Mais il manquait l’essentiel: convertir les Italiens. Eux aussi, ils ont le droit de passer leurs après-midis chez la Sirène! En septembre 2018, le grand événement a eu lieu. Une enseigne de «très haute qualité » a ouvert à Milan, à côté du Dôme! Et si les Italiens ne s’y bousculent pas encore, tous les fauteuils sont pris par… les touristes, qui reconnaissent la même déco que dans les enseignes de leur pays. Alors ils ne se sentent pas dépaysés quand ils voyagent à l’étranger. Ils sont un peu à la maison en Italie.

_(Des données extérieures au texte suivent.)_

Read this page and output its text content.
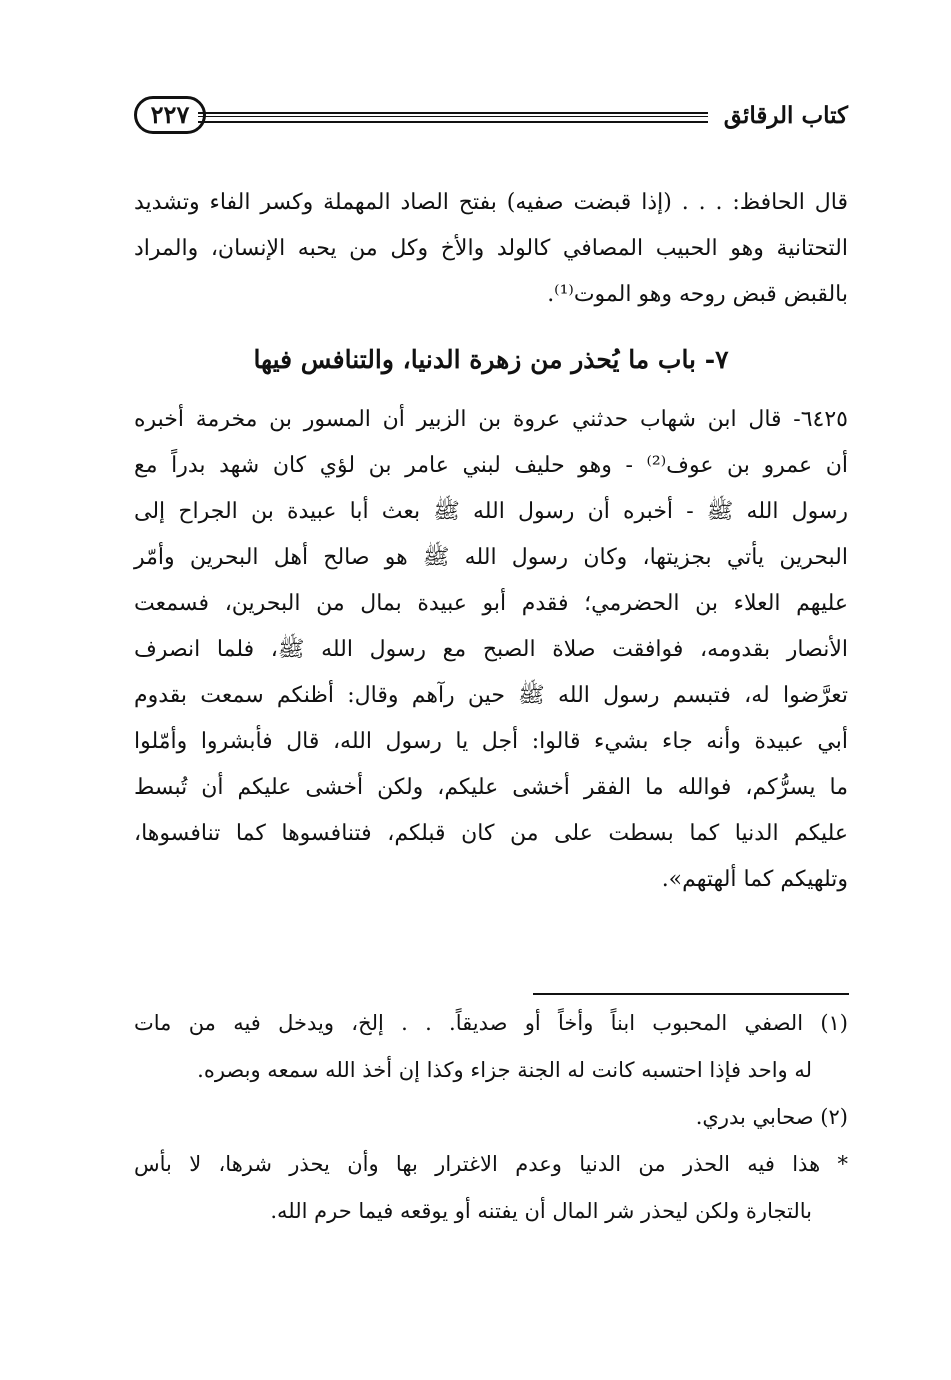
كتاب الرقائق
٢٢٧
قال الحافظ: . . . (إذا قبضت صفيه) بفتح الصاد المهملة وكسر الفاء وتشديد
التحتانية وهو الحبيب المصافي كالولد والأخ وكل من يحبه الإنسان، والمراد
بالقبض قبض روحه وهو الموت⁽¹⁾.
٧- باب ما يُحذر من زهرة الدنيا، والتنافس فيها
٦٤٢٥- قال ابن شهاب حدثني عروة بن الزبير أن المسور بن مخرمة أخبره
أن عمرو بن عوف⁽²⁾ - وهو حليف لبني عامر بن لؤي كان شهد بدراً مع
رسول الله ﷺ - أخبره أن رسول الله ﷺ بعث أبا عبيدة بن الجراح إلى
البحرين يأتي بجزيتها، وكان رسول الله ﷺ هو صالح أهل البحرين وأمّر
عليهم العلاء بن الحضرمي؛ فقدم أبو عبيدة بمال من البحرين، فسمعت
الأنصار بقدومه، فوافقت صلاة الصبح مع رسول الله ﷺ، فلما انصرف
تعرَّضوا له، فتبسم رسول الله ﷺ حين رآهم وقال: أظنكم سمعت بقدوم
أبي عبيدة وأنه جاء بشيء قالوا: أجل يا رسول الله، قال فأبشروا وأمّلوا
ما يسرُّكم، فوالله ما الفقر أخشى عليكم، ولكن أخشى عليكم أن تُبسط
عليكم الدنيا كما بسطت على من كان قبلكم، فتنافسوها كما تنافسوها،
وتلهيكم كما ألهتهم».
(١) الصفي المحبوب ابناً وأخاً أو صديقاً. . . إلخ، ويدخل فيه من مات
له واحد فإذا احتسبه كانت له الجنة جزاء وكذا إن أخذ الله سمعه وبصره.
(٢) صحابي بدري.
* هذا فيه الحذر من الدنيا وعدم الاغترار بها وأن يحذر شرها، لا بأس
بالتجارة ولكن ليحذر شر المال أن يفتنه أو يوقعه فيما حرم الله.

Cette boucle absurde vaut pour l’Occident. Mais ailleurs? Comment un Bédouin s’y prend-il pour se sentir à la maison au milieu des dunes de sable ou d’un désert de pierres? Il transporte généralement une petite boîte contenant ses objets personnels: un gobelet, un boîte à tabac, une écharpe. Et surtout, il a son tapis. Assis sur son tapis, le Bédouin est partout à la maison.
Ça me rappelle la manière contemporaine d’envisager le travail. Depuis quelques années, les bureaux personnels disparaissent dans les grandes entreprises. Fini les photos de familles posées à côté de l’ordinateur fixe et le «bordel perso» laissé à côté de la lampe. Aujourd’hui, tous les bureaux sont vides en arrivant au boulot et vidés en partant. Les SBF (Sans Bureau Fixe) sont des nomades, des Bédouins du monde professionnel! Pour se sentir «à la maison», il leur suffit d’un disque dur externe ou d’un bon vieux cloud. Au fond, ils n’ont besoin que d’un ordinateur portable et d’une connexion wifi. D’ailleurs, un jour par semaine ils ont le droit de bosser chez eux. Quelle meilleure façon de se sentir à la maison… que de travailler à la maison?
À propos de boucle bouclée, je reviens à mon vendeur de Saint-Ouen. Il m’a fait une confidence: «Un samedi, un couple a débarqué dans ma boutique. Des vrais bobos comme dans la chanson de Renaud. Ils promènent leurs regards sur mon fourbi. Et tout à coup, la femme lit au fond d’une armoire Marie-Mathilde R gravé dans le bois. ‹Mais c’est l’armoire de ma grand-mère!› s’écrie-t-elle. Je l’avais ramassée en banlieue quelques années plus tôt, repeinte en bleu ciel et fait changer la serrure.»
J’ai demandé comment l’histoire s’est terminée. «Ils me l’ont achetée! » me répond le vendeur, des étoiles dans les yeux.